Motor yang diproduksi dalam jumlah terbatas pada awal dekade 1970-an ini dikenal berkat desain revolusioner yang melampaui zamannya dan menjadi salah satu pelopor lahirnya konsep factory custom atau cruiser modern.
Lebih dari lima dekade setelah diperkenalkan, Triumph X-75 Hurricane masih menjadi incaran para kolektor.
Kelangkaan unit, nilai historis yang tinggi, serta desain yang tetap terlihat futuristis menjadi alasan utama motor legendaris ini memiliki harga jual yang terus meningkat di pasar motor klasik internasional.
Sejarah Triumph X-75 Hurricane berawal dari permintaan distributor BSA di Amerika Serikat yang menginginkan versi baru BSA Rocket 3 dengan karakter lebih sesuai selera konsumen Negeri Paman Sam.
Untuk mewujudkan konsep tersebut, desainer otomotif ternama Craig Vetter dipercaya menciptakan tampilan yang benar-benar berbeda dari motor Inggris pada masa itu.
Vetter merancang bodi berbahan fiberglass dengan garis desain yang mengalir, tangki bensin ramping yang menyatu dengan jok, serta knalpot tiga saluran di sisi kanan sebagai identitas utama motor ini.
Desain tersebut sempat menuai kontroversi di Inggris, namun justru mendapat sambutan positif di pasar Amerika Serikat.
Ketika BSA mengalami kebangkrutan pada 1972, proyek tersebut akhirnya dilanjutkan menggunakan merek Triumph dan resmi dipasarkan dengan nama Triumph X-75 Hurricane.
Dibandingkan motor lain pada era 1970-an, Triumph X-75 Hurricane tampil sangat berbeda.

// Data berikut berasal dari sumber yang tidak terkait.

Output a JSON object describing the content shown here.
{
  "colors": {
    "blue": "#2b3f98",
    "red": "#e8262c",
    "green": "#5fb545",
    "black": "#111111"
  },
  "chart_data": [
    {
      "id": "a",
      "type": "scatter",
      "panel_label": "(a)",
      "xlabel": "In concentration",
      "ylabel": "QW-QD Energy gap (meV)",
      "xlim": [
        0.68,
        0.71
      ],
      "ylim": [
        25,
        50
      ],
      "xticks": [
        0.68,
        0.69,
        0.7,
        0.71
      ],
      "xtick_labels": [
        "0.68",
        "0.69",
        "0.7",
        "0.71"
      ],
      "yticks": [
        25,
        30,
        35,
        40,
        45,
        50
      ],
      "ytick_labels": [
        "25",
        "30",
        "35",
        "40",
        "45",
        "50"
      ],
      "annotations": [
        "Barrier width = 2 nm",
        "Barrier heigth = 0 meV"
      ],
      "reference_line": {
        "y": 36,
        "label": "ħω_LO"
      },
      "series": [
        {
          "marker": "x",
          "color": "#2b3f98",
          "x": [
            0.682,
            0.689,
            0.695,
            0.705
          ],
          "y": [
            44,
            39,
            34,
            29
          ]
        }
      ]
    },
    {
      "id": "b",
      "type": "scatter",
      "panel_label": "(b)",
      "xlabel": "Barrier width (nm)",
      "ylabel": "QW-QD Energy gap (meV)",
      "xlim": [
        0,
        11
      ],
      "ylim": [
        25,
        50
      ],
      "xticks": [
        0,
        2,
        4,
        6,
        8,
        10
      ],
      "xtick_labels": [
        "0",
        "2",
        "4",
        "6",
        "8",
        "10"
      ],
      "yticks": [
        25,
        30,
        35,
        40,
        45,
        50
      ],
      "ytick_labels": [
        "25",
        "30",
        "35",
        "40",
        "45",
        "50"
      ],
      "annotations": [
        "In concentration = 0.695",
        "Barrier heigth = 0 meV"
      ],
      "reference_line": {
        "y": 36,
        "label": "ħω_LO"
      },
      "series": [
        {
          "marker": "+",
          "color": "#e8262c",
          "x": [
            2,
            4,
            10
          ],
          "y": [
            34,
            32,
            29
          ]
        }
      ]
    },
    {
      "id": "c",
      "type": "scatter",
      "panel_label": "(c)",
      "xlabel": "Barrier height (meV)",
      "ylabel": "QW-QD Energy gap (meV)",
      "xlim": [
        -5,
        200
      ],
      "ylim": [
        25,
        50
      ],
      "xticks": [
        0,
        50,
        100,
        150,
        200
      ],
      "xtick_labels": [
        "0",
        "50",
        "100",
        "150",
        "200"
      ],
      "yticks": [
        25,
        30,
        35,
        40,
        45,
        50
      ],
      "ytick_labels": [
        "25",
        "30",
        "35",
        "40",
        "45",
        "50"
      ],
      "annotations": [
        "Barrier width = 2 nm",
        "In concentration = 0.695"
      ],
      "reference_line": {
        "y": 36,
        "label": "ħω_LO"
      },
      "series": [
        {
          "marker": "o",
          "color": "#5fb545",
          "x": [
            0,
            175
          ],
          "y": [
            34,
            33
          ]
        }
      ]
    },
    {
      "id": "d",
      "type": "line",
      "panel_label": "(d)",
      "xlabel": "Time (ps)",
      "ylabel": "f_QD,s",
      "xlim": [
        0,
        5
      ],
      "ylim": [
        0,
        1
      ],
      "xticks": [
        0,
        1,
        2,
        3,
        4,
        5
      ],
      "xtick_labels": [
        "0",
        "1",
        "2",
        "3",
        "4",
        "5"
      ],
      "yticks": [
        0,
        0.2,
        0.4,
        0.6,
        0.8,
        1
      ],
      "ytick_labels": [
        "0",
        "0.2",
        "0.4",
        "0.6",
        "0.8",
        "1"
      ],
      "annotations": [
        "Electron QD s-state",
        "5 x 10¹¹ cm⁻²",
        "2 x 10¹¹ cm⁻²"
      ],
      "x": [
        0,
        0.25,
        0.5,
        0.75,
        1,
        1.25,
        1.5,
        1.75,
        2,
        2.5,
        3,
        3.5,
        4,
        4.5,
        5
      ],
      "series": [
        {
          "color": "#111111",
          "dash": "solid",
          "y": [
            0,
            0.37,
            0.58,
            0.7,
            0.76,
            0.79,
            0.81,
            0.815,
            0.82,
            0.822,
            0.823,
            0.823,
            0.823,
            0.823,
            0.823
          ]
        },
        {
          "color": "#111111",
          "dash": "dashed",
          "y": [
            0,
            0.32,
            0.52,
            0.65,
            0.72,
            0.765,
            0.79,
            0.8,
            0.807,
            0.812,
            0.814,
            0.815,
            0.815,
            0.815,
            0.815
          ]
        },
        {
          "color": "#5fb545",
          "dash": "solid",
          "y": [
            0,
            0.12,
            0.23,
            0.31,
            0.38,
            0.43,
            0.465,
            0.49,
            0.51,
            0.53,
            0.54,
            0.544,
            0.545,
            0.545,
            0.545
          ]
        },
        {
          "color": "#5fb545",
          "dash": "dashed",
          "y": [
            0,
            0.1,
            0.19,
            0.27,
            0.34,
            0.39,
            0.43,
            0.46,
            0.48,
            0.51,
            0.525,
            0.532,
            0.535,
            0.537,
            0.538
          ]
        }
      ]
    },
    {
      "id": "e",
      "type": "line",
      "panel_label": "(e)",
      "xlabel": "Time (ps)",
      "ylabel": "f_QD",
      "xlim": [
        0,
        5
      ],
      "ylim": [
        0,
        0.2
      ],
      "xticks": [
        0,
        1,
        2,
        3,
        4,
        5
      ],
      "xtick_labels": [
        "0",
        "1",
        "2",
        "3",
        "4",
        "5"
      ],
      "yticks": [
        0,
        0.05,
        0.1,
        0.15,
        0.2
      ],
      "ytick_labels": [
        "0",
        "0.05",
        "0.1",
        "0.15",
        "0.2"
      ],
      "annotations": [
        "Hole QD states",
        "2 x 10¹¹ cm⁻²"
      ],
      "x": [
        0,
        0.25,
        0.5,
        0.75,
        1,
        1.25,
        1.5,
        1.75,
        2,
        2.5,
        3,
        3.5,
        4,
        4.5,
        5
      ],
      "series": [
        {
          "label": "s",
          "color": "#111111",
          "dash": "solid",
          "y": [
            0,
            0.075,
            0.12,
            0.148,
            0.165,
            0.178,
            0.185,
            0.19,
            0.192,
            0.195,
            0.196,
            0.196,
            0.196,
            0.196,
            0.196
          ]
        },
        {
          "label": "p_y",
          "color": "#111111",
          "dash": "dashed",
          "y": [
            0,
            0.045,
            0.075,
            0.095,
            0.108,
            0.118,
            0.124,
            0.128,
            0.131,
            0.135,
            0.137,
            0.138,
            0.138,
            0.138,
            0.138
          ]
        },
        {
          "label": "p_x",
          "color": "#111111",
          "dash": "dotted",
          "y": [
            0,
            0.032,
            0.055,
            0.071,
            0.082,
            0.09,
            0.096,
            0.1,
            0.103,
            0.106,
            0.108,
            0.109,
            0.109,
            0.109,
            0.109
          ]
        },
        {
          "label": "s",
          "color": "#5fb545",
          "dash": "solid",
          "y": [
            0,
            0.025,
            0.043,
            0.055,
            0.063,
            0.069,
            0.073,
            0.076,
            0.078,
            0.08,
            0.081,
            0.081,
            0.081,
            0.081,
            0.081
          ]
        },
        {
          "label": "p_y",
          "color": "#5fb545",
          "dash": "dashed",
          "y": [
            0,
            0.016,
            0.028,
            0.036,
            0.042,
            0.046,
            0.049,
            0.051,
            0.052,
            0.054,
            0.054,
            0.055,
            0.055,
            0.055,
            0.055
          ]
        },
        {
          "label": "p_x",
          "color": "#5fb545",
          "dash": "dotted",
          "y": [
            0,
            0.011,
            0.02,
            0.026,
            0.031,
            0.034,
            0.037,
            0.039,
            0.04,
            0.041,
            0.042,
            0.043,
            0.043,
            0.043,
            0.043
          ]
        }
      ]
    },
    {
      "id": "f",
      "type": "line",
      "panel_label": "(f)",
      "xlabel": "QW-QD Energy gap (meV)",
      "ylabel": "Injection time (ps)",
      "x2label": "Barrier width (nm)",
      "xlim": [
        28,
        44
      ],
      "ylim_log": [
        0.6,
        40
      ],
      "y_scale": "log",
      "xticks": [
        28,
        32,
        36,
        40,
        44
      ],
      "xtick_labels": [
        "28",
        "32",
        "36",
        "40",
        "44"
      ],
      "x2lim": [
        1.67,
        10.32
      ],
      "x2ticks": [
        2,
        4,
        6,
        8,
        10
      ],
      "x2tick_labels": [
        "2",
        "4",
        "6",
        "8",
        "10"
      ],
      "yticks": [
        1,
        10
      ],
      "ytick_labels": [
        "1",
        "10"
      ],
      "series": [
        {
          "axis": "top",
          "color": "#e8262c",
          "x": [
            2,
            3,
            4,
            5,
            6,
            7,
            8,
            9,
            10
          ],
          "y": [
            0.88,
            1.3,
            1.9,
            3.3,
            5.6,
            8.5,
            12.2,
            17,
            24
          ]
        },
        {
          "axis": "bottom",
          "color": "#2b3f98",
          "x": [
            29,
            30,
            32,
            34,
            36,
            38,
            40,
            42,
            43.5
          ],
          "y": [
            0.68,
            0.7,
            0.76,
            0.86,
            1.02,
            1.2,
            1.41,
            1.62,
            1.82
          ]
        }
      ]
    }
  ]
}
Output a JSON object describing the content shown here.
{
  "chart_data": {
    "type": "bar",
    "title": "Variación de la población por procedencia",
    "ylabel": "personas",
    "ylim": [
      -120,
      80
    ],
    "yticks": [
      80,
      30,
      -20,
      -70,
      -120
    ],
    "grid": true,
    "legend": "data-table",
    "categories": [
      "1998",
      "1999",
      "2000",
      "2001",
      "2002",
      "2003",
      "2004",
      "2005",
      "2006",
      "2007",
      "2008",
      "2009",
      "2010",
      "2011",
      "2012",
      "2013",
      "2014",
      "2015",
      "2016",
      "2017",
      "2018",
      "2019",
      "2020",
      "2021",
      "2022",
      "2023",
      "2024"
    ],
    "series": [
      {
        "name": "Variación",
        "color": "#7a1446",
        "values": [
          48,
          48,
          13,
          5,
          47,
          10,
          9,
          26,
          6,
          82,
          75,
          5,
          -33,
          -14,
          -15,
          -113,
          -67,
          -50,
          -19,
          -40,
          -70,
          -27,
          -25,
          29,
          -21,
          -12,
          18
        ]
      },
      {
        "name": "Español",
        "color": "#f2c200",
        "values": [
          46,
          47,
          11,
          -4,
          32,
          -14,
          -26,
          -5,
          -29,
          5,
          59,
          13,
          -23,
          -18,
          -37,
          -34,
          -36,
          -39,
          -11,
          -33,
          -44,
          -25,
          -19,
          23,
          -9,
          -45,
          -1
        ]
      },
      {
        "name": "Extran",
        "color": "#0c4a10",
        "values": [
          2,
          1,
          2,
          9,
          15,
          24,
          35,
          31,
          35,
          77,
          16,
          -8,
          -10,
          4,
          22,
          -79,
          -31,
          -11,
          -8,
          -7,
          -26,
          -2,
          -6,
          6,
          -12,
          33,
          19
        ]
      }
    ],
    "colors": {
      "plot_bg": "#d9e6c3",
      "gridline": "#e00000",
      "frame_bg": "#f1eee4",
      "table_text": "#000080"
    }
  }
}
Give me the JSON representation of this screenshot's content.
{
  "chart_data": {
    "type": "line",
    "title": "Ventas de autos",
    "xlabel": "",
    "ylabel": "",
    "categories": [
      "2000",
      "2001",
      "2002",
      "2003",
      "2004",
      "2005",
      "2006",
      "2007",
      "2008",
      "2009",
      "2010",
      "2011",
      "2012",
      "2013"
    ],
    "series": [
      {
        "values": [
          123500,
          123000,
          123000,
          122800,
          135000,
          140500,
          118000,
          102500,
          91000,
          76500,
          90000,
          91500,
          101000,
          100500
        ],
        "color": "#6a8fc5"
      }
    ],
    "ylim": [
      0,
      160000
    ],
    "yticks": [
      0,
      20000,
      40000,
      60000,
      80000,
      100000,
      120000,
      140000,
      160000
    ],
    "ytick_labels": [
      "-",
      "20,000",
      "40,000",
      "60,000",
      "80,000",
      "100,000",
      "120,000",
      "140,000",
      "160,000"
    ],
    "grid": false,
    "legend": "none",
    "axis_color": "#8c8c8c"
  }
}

Motor ini mengusung siluet panjang dengan tangki berukuran kecil yang terintegrasi bersama panel samping dan jok.
Sementara itu, tiga pipa knalpot bertumpuk di sisi kanan menjadi ciri khas yang hingga kini masih dianggap sebagai salah satu desain knalpot paling ikonik dalam sejarah sepeda motor.